Está escrito que eu o verei de novo

Está escrito que eu o verei de novo

Narrada por Rosalía Phillips

“Você vai fazer muito sucesso! Você tem talento!” Sentado ao piano, o diretor falou essas palavras para mim segundos antes de se erguer a cortina do palco, enquanto os outros quatro integrantes do grupo me davam as boas-vindas. Usando um vestido vermelho bordado com lantejoulas eu era a mais nova vocalista do grupo. O nervosismo tomou conta de mim. Ali estava eu, num dos mais importantes teatros da Cidade do México, fazendo a minha estréia, iniciando uma carreira na indústria do entretenimento! Era março de 1976, e faltava apenas um mês para eu completar 18 anos.

MEU PAI havia morrido três anos antes e eu ainda tinha vívidas lembranças dele.
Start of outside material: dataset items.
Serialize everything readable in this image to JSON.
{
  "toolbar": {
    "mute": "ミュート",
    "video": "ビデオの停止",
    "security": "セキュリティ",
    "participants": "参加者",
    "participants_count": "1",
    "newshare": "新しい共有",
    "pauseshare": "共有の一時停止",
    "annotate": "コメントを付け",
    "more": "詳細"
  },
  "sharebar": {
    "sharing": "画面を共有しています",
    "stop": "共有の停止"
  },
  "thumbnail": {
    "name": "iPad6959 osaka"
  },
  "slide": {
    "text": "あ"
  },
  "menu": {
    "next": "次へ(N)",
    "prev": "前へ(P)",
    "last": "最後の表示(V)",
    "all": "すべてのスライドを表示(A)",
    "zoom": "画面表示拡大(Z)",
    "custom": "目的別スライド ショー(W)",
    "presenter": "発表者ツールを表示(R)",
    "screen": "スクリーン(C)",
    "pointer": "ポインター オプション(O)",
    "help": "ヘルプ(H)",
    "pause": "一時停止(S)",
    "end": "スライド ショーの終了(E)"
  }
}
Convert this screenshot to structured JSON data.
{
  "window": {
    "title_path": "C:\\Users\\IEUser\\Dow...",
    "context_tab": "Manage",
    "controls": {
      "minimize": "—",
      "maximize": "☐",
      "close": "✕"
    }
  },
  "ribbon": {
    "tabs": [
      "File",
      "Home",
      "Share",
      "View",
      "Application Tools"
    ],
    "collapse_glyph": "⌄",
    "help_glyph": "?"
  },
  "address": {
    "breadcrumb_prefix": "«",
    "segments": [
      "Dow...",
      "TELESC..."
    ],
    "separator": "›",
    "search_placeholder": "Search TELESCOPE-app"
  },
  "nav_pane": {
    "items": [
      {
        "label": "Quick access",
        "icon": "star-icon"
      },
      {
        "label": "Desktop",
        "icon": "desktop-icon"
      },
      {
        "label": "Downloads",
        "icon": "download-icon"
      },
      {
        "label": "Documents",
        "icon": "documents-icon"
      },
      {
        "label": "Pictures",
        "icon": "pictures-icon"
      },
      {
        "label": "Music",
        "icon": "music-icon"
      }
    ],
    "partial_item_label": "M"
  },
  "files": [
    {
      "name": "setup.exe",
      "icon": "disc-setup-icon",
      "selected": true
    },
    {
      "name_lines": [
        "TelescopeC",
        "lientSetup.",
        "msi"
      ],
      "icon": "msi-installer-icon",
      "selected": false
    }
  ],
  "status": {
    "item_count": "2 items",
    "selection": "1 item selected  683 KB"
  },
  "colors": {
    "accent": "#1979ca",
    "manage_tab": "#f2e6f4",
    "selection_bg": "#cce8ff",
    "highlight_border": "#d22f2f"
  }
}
O público também se lembrava dele muito bem. Ele havia sido amado e admirado como um dos artistas cômicos mais importantes do país, tendo atuado em mais de 120 filmes, numa época conhecida como a era de ouro do cinema mexicano. O nome dele, Germán Valdés “Tin-Tán”, aparecia nas marquises dos teatros em toda a América Central e do Sul, e em regiões dos Estados Unidos e da Europa, onde se falava o espanhol. Mesmo hoje, mais de 30 anos após sua morte, seus filmes ainda passam muitas vezes na televisão.

Desde garotinha, minha casa era o ponto de encontro de muitas celebridades. Minha mãe e suas irmãs faziam parte de um grupo de três cantoras chamado Las Hermanitas Julián (As Irmãzinhas Julián). O irmão dela, Julio Julián era um famoso tenor na Europa e a esposa dele, Conchita Domínguez, era soprano. Além disso, os irmãos de meu pai, Manuel “Loco” Valdés e Ramón Valdés, mais conhecido como Don Ramón, eram famosos comediantes da televisão.

Meu irmão Carlos e eu conhecíamos bem os parques cinematográficos, os teatros de revista e os estúdios de gravação, porque meu pai costumava nos levar com ele para o trabalho e em turnês. Era assim que ele conseguia manter a família unida. Que contraste havia entre aquele ambiente superficial e o nosso lar, onde o verdadeiro amor e a harmonia predominavam! Lembro-me de meu pai como um homem muito carinhoso, cheio de vigor e amor pela vida. Ele era muito generoso, às vezes até demais. Ele me ensinou que a felicidade não vem de ter, mas de dar.

Uma mudança devastadora

No final de 1971, minha mãe deu a meu irmão e a mim a terrível notícia de que nosso pai estava com uma doença incurável. Por um ano e meio eu o vi sofrer muito por causa dos efeitos da forte medicação que ele tomava.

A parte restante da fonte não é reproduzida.